Он терпеливо слушал, не находя для себя почти ничего нового в том, что она говорила, но было крайне неприятно, что о его личной жизни рассказывает ему же какая‑то посторонняя дама, которую он впервые видит.
Кое‑что, однако, представилось ему теперь яснее, отчётливее.

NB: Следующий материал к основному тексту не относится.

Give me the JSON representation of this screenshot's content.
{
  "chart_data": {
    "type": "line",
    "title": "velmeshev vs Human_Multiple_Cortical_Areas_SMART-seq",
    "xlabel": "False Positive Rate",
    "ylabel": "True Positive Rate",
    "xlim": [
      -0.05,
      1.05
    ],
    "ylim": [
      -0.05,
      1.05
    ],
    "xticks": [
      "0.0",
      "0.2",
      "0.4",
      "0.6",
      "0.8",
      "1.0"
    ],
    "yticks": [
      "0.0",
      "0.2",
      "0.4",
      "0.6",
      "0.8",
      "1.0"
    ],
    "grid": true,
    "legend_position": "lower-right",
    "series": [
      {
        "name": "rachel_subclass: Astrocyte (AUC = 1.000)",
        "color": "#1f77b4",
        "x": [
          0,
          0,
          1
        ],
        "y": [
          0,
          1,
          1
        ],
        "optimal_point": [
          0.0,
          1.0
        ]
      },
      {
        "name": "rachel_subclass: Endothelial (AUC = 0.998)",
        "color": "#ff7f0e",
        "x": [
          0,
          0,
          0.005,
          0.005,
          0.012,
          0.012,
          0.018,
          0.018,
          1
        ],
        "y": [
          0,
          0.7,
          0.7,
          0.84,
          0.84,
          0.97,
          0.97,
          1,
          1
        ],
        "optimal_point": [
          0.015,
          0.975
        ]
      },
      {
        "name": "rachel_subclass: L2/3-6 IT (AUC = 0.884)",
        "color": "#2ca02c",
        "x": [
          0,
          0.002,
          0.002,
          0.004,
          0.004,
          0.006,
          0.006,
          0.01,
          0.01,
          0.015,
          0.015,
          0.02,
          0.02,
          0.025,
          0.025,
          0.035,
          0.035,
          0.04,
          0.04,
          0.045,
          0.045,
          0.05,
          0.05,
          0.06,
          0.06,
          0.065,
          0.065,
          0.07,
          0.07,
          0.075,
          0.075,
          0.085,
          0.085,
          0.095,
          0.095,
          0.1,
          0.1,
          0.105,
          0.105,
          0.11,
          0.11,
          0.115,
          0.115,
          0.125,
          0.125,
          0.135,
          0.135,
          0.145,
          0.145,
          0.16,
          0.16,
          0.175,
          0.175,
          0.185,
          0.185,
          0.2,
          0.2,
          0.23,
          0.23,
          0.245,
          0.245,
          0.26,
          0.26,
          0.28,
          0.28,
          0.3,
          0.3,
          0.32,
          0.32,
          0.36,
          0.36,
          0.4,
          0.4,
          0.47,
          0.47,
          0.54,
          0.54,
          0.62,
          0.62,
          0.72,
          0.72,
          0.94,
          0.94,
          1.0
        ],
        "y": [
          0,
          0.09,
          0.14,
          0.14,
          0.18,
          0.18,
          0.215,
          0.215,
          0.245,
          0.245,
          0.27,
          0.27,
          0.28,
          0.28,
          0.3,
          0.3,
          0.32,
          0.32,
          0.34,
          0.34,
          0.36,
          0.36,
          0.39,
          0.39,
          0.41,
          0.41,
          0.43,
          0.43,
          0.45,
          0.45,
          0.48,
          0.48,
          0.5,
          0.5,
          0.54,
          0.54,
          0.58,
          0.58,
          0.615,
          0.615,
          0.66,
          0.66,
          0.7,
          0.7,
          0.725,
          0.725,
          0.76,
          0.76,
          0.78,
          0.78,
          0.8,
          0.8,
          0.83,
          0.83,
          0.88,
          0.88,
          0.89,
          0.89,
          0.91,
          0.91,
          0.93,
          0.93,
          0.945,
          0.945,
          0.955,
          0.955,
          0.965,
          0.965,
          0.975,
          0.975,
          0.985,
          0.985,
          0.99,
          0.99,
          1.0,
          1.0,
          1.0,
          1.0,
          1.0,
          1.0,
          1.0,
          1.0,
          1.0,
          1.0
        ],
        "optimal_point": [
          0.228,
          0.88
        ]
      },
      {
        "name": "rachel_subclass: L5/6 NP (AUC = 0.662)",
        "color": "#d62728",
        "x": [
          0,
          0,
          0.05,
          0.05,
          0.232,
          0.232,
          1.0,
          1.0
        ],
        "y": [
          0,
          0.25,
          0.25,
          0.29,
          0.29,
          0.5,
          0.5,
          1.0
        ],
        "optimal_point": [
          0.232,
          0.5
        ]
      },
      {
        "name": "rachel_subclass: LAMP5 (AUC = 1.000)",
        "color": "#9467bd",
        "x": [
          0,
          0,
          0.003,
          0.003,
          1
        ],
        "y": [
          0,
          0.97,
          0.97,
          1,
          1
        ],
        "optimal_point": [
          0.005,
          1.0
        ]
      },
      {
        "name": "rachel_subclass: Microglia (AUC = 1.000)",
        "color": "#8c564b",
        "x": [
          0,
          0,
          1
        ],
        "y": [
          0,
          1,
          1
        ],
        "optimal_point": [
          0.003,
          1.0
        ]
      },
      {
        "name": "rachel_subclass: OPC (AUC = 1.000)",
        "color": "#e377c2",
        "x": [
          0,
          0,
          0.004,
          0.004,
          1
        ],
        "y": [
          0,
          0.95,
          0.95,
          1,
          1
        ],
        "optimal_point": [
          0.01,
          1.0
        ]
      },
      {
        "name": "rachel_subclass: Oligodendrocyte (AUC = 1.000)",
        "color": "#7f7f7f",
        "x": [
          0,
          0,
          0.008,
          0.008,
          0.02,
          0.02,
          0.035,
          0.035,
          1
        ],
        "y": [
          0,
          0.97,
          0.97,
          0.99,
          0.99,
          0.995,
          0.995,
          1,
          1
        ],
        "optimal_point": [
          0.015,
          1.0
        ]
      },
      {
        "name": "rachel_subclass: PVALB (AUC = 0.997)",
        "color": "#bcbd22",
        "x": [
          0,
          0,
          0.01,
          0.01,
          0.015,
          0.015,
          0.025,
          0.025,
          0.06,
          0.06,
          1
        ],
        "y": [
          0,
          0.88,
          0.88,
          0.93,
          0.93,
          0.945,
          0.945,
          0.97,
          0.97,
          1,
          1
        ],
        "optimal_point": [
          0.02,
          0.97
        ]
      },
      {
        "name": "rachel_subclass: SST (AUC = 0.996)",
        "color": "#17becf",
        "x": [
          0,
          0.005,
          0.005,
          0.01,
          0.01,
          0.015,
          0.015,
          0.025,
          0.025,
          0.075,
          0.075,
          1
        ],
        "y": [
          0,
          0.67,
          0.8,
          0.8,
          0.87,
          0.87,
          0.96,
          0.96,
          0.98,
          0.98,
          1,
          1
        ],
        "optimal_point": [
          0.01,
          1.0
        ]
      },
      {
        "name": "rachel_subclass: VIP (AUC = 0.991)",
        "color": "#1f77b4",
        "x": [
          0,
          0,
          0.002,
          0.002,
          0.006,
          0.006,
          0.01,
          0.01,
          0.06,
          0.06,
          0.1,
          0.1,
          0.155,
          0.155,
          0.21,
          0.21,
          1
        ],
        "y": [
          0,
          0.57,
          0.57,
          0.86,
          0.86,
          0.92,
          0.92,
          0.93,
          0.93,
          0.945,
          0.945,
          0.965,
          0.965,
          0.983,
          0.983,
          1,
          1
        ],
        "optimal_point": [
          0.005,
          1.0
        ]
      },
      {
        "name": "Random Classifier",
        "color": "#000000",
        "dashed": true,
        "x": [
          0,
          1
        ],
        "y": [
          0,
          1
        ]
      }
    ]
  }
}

Да, он знал, что Мируся тоскует об оставленной работе, профессии, но не думал, что это так глубоко, так трагично для неё. Он ведь создал ей все условия – отдельный кабинет, компьютер, домработница, сына за границу отправил, сам постоянно в разъездах, а если на месте, то даже зачастую не обедает дома, чтобы её не напрягать с готовкой, ну, что ещё надо? Сиди и работай. Общение? Да, тут он согласен. Тут ему нечего возразить жене и её психоаналитику. Общения ей действительно не хватало все эти годы. Не вообще общения, потому что они‑то как раз много ездят и много бывают среди людей, а вот именно профессионального общения, что называется со «своими», то есть с пишущей братией, к чему она смолоду привыкла и чем очень дорожила. Ну, тут уж ничего не поделаешь. Надо же чем‑то и жертвовать. При всём том она ведь полюбила комфорт и ей нравится не знать нужды в деньгах!